The Bank of England’s Prudential Regulation Authority and the Financial Conduct Authority jointly announced that from next year senior managers at financial institutions could see their bonuses “clawed back” for up to 10 years after awards are made, if the beneficiaries are found to have been guilty of misconduct. The maximum clawback period today is seven years.

Senior managers will also have to wait seven years before receiving their bonuses, while risk managers will face a five-year wait. This goes beyond European Union rules, which require deferrals of at least three to five years. Other new UK rules include a ban on bonuses for managers in firms that get state bailouts.

“This is a crucial step to rebuild public trust in financial service, and allows firms and regulators to build long-term decision making and effective risk management into people’s pay packets,” said Martin Wheatley, head of the FCA.

The Treasury said: “The reforms the Government has put in place since 2010 mean Britain now has the toughest rules on bankers’ pay of any major financial centre.”

Andrew Tyrie, the chairman of the Treasury Select Committee, said the rules were a “step forward” but added that some of the rate-rigging abuses committed at big banks in 2008 are only coming to light now. “There remains a need in a minority of cases for even longer deferral,” he said.

Large UK banks have been fined billions of pounds by regulators in Britain and abroad for historic abuses ranging from mis-selling insurance products to rigging key interest rates.

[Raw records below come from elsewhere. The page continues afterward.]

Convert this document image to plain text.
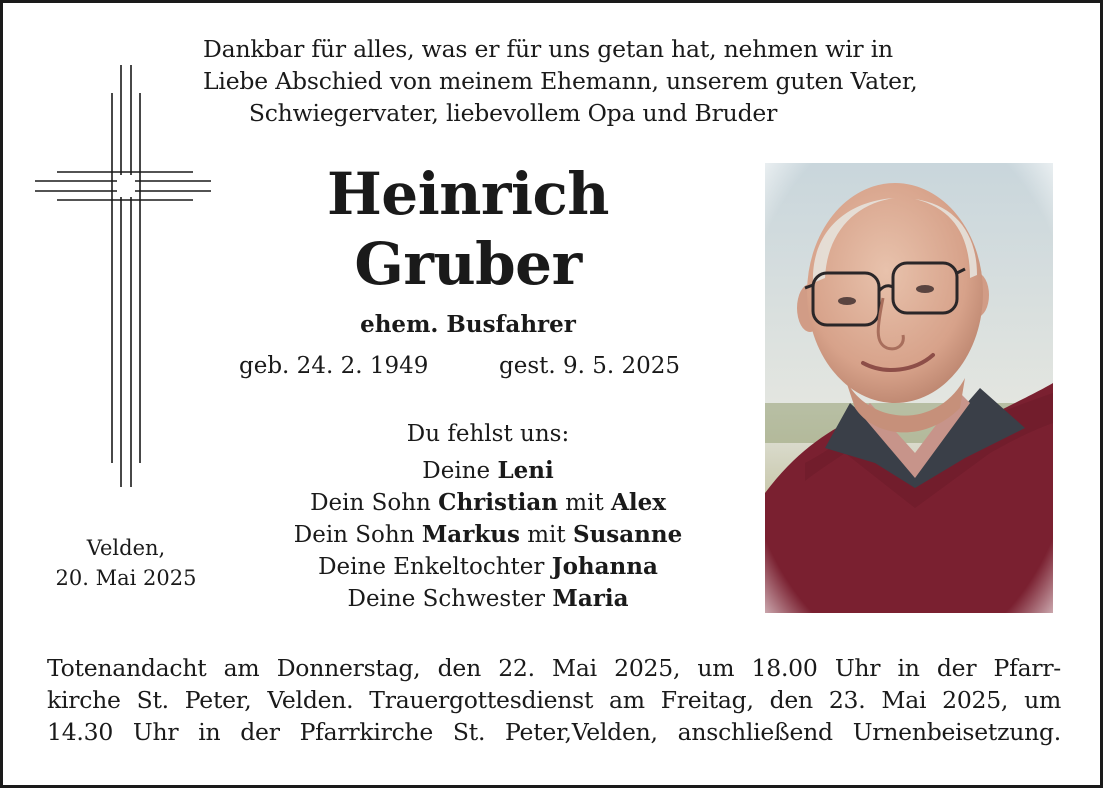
Dankbar für alles, was er für uns getan hat, nehmen wir in
Liebe Abschied von meinem Ehemann, unserem guten Vater,
Schwiegervater, liebevollem Opa und Bruder
Heinrich
Gruber
ehem. Busfahrer
geb. 24. 2. 1949	gest. 9. 5. 2025
Du fehlst uns:
Deine Leni
Dein Sohn Christian mit Alex
Dein Sohn Markus mit Susanne
Deine Enkeltochter Johanna
Deine Schwester Maria
Velden,
20. Mai 2025
Totenandacht am Donnerstag, den 22. Mai 2025, um 18.00 Uhr in der Pfarr-
kirche St. Peter, Velden. Trauergottesdienst am Freitag, den 23. Mai 2025, um
14.30 Uhr in der Pfarrkirche St. Peter,Velden, anschließend Urnenbeisetzung.
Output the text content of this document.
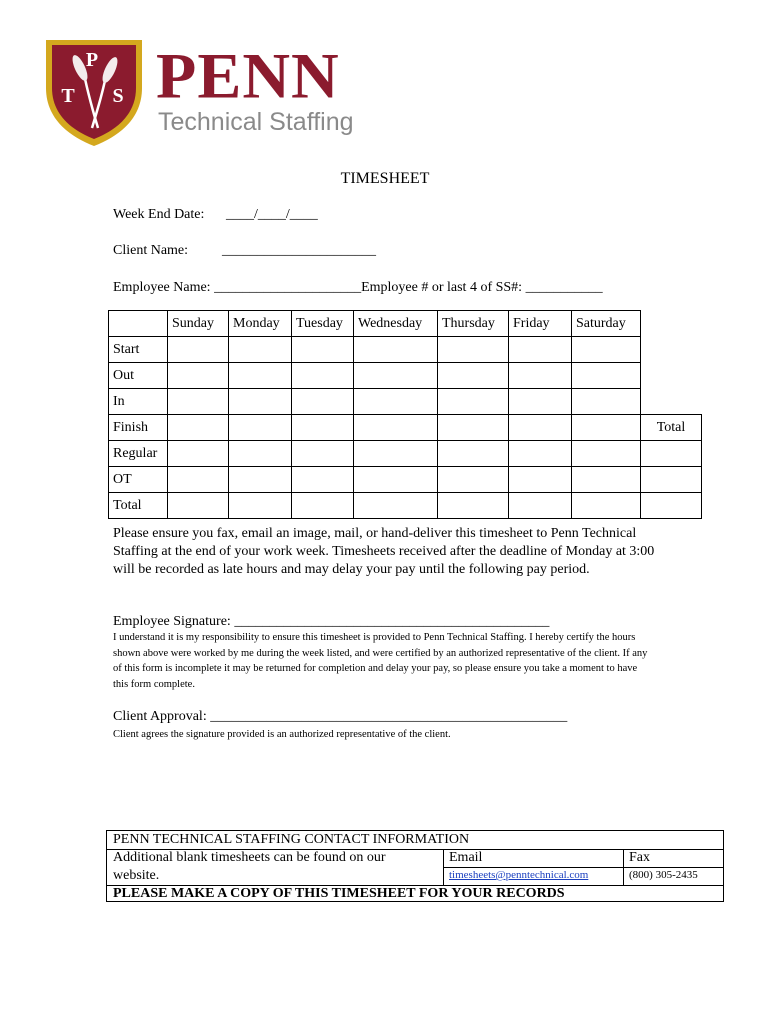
P
T S PENN
Technical Staffing
TIMESHEET
Week End Date: ____/____/____
Client Name: ______________________
Employee Name: _____________________Employee # or last 4 of SS#: ___________
	Sunday	Monday	Tuesday	Wednesday	Thursday	Friday	Saturday	
Start								
Out								
In								
Finish								Total
Regular								
OT								
Total								
Please ensure you fax, email an image, mail, or hand-deliver this timesheet to Penn Technical Staffing at the end of your work week. Timesheets received after the deadline of Monday at 3:00 will be recorded as late hours and may delay your pay until the following pay period.
Employee Signature: _____________________________________________
I understand it is my responsibility to ensure this timesheet is provided to Penn Technical Staffing. I hereby certify the hours shown above were worked by me during the week listed, and were certified by an authorized representative of the client. If any of this form is incomplete it may be returned for completion and delay your pay, so please ensure you take a moment to have this form complete.
Client Approval: ___________________________________________________
Client agrees the signature provided is an authorized representative of the client.
PENN TECHNICAL STAFFING CONTACT INFORMATION
Additional blank timesheets can be found on our
website.
Email
timesheets@penntechnical.com
Fax
(800) 305-2435
PLEASE MAKE A COPY OF THIS TIMESHEET FOR YOUR RECORDS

Philip Booth of the Cass Business School suggested the ban on bailed-out bankers receiving bonuses represented a tacit admission that the regulators have not solved the too-big-to-fail problem.

“The PRA should ask themselves [if they] yet have in place procedures to ensure that banks can be wound up without taxpayer support?” he said. “If the answer is ‘yes’, then further regulation is not needed. If ‘no’ then they should fix that problem.”

Some legal experts also warned it could be tough to make the clawback rules work as bankers may have moved overseas by the time a payback is ordered. “Possession can be nine-tenths of the law, and recovery actions will be very difficult,” said Nicholas Stretch of CMS Cameron McKenna.

The regulators stopped short of banning bonus “buyouts”, whereby a new employer immediately compensates a banker for unvested bonuses from his previous job; this is seen as a means for bankers to bypass the new regulations. But the PRA and the FCA said the deferral period must still be binding at the new firm and that they are exploring how to require buyout awards to be held in a form that still enables them to be clawed back by the previous employer.

“In the last crisis, many people walked away from the mess they had created with huge rewards, well before the risks matured and it became clear that the rewards were not merited,” said Mr Tyrie.

“These proposals will be judged by whether they can help prevent this happening again,” he added.